A young expatriate student is chilled by what she sees and thinks while walking the streets at night.

“I’m having an insomnia episode,” she said quite casually. “They happen.”

“That’s strange,” I replied. “I’ve never heard of anyone having an insomnia episode in the six months I’ve lived in Zaventem.”

“But you haven’t lived here your whole life like I have.”

Tineke is 28 years old. She’s lived in the same unit for 10 of those years. Prior to that, she lived in a house just a short distance across town. Zaventem just seems to be a part of her. Naturally, this made me a little more curious.

“You’ve lived here for 10 of those years, right?” I asked.

“In this apartement? I have.”

“So do you know who’s selling that place across the street?”

Tineke playfully scratched her chin. “Well, I’ll be a duck–––oh! It looks like Waters and Vandensavel Brokers!”

“Ha ha,” I said drily. “I mean, who–––”

“I know, I know. Strangely, I don’t really know who lives there.”

This made me gasp a little. I would have understood her response had she been talking about someone miles away, but not someone on her street. “Are you being serious? I mean, don’t you know, like, everyone here?”

“Everyone except they who live there.”

I SHOULD CLARIFY that I was being very serious.

Zaventem is probably the best city I’ve lived in. It’s a suburb of Brussels, and it’s nice to be near Brussels but not in it. I learned that when I came to Belgium eight months ago. I enrolled in a Dutch-language course in the capital, and intended to stay within the city limits for the length of the course until one of the administrators at the university helped me move into an apartment. Fortunately, he introduced me to Karel, a caring sexagenarian who wanted company. Agreeing to move in with him–––into his white house, which is a bike ride from both a train station and Brussels National Airport–––was one of the best decisions I’ve ever made.

And, of course, Karel lives in Zaventem.

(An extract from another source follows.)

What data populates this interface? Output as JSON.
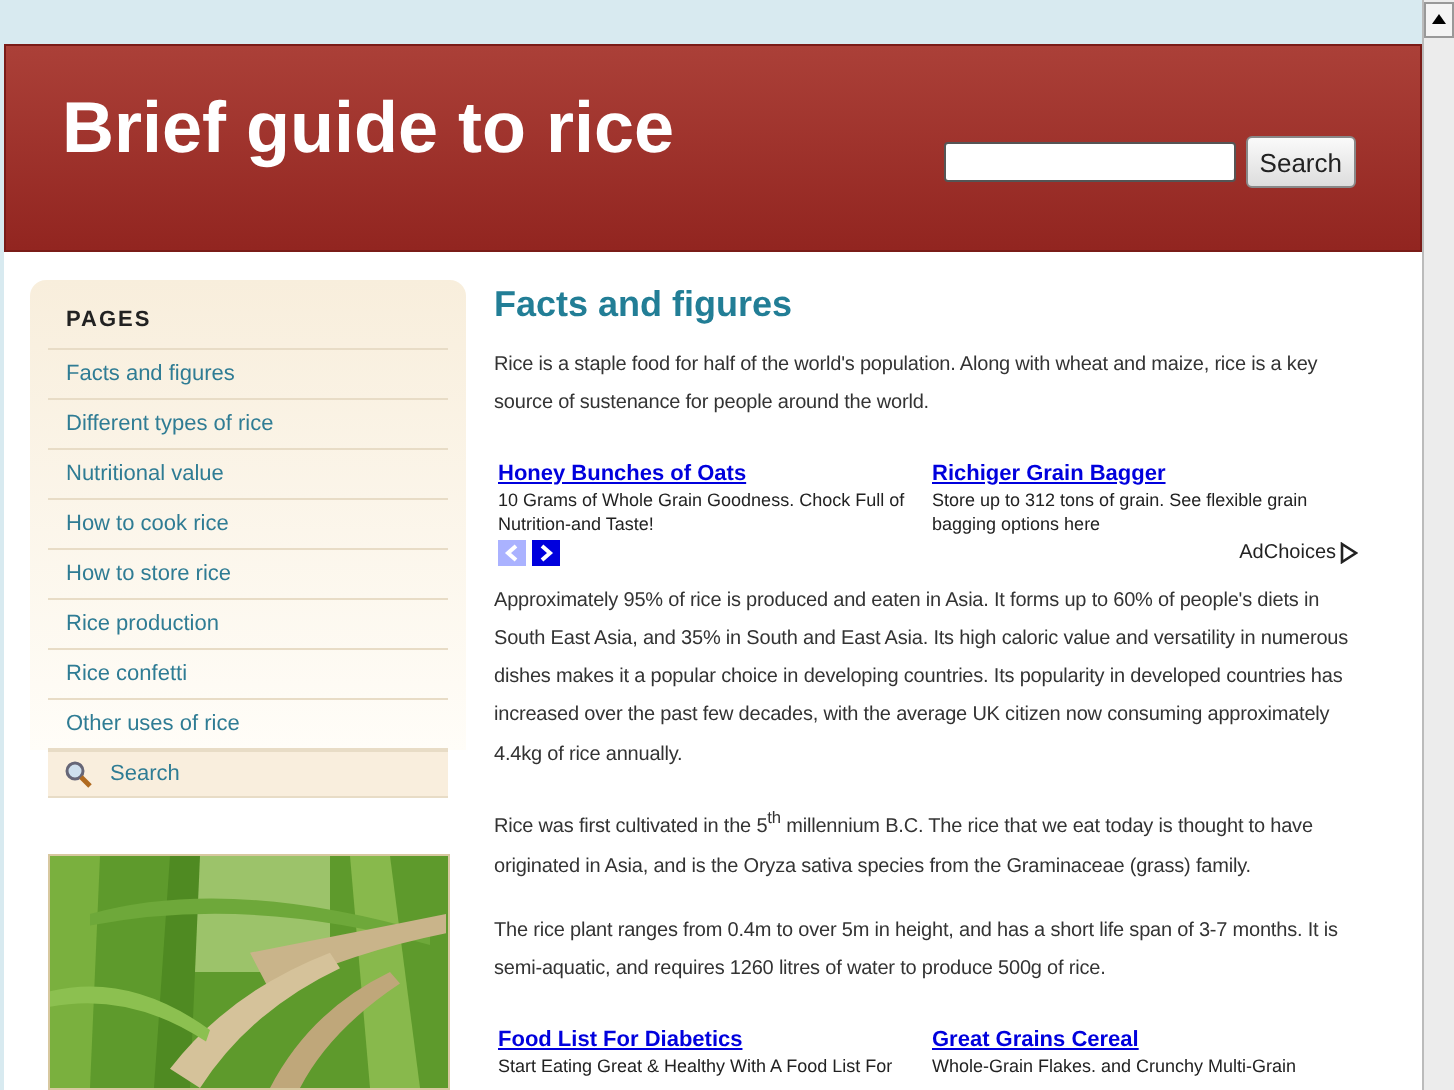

He’s also lived here his whole life, like Tineke, although he has more than twice the life she does. Every time he passes a local in the street, they chat like old-time pals. When he goes to the café in the afternoon, he finds someone different he didn’t talk to yesterday. When he goes to walk his own dog–––his is a Dutch Shepherd, so he can’t necessarily cary him like I carry Regi–––he takes a comfortable while, not just because of his slow walk (give him a break: He is in his sixties, after all) but also because he must stop to chat with persons X, Y, and Z.